Pozer said:Why does every 3 years someone tries to reinvent WebTV like its revolutionary idea. People can walk into Walmart and get $300 web surfing PC.
It happens with any "next-wave" technology. We have been talking about VoD, 3G applications, speech recognition, blah blah every now and then until:
* Technical problems are solved
* Market is ready
* Business model is proven
This time WebTV gets subsumed under PS3, which justifies for PS3's high price incidentally.
scooby said:And forget little johnny playin MGS4, what if dad wants to watch monday night football and the wife needs to get some work done on the 'computer'?
Scooby, this is a contention of space rather than PS3. You should be able to watch the TV (with zero PS3 involvement), and then hook up the PS3 to another monitor to work. Or if you want to, VNC or file serve it to another PC.
In many cases, a Windows PC will suffer the same use case problems as a so-called "All-in-one" PS3 due to (i) contention for keyboard, screen and mouse; and (ii) setup difficulties. Does this also mean that a Windows PC is as "useless" as a PS3 ?
An all-in-one machine doesn't mean that it MUST serve all the family members all the times. It can:
* Serve all the needs of just 1 family member (good enough !)

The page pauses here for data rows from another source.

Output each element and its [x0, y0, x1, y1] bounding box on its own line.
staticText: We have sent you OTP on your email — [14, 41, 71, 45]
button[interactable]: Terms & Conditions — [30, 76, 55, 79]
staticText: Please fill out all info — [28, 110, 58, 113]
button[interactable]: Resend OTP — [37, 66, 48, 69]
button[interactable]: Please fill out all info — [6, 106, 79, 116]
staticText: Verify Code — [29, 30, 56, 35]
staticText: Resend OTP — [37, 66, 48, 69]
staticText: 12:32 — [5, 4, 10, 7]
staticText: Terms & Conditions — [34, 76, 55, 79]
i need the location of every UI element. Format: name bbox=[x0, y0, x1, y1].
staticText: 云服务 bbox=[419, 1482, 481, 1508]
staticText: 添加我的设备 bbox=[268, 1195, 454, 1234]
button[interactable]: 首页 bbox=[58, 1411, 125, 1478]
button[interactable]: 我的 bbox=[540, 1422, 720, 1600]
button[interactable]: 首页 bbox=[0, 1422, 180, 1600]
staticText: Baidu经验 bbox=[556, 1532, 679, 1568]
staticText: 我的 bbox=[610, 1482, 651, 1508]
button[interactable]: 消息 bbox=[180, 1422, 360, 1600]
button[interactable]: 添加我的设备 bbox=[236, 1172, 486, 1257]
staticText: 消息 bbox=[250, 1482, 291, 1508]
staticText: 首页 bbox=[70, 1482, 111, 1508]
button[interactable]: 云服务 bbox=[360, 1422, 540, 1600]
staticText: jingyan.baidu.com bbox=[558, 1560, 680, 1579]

* Pool the needs of the entire family so they can free up their individual workstations for other uses
* Spread a common need (like web browsing) over more nodes for pervasiveness. e.g., The other day my laptop blue-screen'ed every 3-5 minutes due to a IP-SEC VPN software conflict (NDIS filter problem ). I had to fight for my wife's laptop to read B3D forums. Now if PS3 also provide a secondary web browsing function, one of us could use PS3 also.